I've seen entire publishing teams told they no longer have gainful employment, because a suit with a glorified abacus has decided that a rise in sales of only 10% is far below what is acceptable for the corporation and it's ever hungry shareholders in one or two given years.
And don't get me started with the sales reps on the ground... I've caught taxis and trains with them, had them drive me places, support me in presentations and workshops. Great people who work their absolute butts off, often having to deal with grumpy DoS's and school owners with delusions of grandeur and self-importance, and/or teachers who ask for training and product support, and then turn up and grumble their way through the entire session.

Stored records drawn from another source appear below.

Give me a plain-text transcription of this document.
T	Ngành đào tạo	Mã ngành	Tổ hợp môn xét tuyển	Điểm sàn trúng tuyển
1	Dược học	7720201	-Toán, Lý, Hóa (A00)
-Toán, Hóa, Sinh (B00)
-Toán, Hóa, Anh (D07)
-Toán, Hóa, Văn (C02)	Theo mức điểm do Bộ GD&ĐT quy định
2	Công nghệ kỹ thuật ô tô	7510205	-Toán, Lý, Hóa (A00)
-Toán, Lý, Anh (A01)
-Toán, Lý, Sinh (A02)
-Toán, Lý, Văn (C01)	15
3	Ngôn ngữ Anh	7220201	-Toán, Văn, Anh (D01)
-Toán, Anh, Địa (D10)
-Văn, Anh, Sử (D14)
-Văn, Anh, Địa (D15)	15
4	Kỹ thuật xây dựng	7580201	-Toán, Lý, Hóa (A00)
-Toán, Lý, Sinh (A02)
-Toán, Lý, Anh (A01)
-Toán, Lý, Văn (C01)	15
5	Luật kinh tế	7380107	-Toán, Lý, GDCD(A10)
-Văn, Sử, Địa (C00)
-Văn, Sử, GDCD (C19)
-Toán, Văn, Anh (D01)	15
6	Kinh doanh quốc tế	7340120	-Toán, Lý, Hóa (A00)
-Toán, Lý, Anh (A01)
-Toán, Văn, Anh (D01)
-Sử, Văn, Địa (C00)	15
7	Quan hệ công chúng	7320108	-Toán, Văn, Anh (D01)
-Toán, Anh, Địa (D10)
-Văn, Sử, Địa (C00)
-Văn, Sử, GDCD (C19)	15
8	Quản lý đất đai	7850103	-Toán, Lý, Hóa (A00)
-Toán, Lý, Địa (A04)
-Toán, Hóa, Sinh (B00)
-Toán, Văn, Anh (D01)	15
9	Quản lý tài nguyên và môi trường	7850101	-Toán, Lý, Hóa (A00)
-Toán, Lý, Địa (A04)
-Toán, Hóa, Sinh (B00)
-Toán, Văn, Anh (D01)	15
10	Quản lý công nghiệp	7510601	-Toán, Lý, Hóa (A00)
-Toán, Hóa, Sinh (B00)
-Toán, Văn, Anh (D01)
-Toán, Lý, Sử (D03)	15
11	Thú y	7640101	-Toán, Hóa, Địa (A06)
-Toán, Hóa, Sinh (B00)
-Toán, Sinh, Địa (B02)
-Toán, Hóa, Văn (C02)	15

And company politics... You think you have to deal with politics in your school? You haven't seen anything...
Now, a lot of these publishing folk do earn considerably more than teachers at the chalkface do (sales reps excluded, I should probably add). Actually, many of them would love to have stayed in (or would like to return to) classroom teaching roles, but publishing work presents both an escape route from the deplorable salaries and conditions of most EFL teachers, as well as a chance at a job with some sort of security and upward mobility. In fact, most of the people I've met in publishing actually chose that direction so that they could at least maintain a role and active link to a profession they really love - but just couldn't really afford to stay in.
I've seen where these people work. Most of them have small office cubicles -- perhaps marginally bigger than the space you occupy in your teacher's staff room, which they vacate in order to travel all over the place for meetings, product presentations, conferences, etc -- spending an inordinate amount of time either moving or sleeping in small hotel rooms, often away from their families for considerable stretches of time. No ivory towers or glamorous working lifestyles here, I'm afraid.
Anyway, my main point here is that, easy and tempting as it can be for "us teachers" to think or assert so, the grass on the other side of the publishing wall isn't necessarily all that much greener, and in some ways it is actually a whole lot less verdant.
How frustrating it must be, to see or find excellent teaching ideas, and not be able to put them into printed action, because they won't sell a certain amount in a certain time, or can't be supported with the necessary training to open the teaching masses' eyes to their educational benefits.
How depressing it must be, to surf the blogosphere and see us self-righteous educators canning their work, or claiming they could do a whole lot better, or painting them all with the same indiscriminate anti-capitalist brush.
"ELT publishers are evil. You work for an ELT publisher. That means you do the devil's work..."
And how aggravating it must be, to personally agree with a lot of the general criticism pointed at ELT publishing, but not be able to express that beyond a hushed tone over a coffee or bottle of beer after a conference.
I would say it'd be great if more people in ELT publishing were willing to push a little harder, take a few more risks, and be braver.
But I'm not brave enough to work in ELT publishing, am I?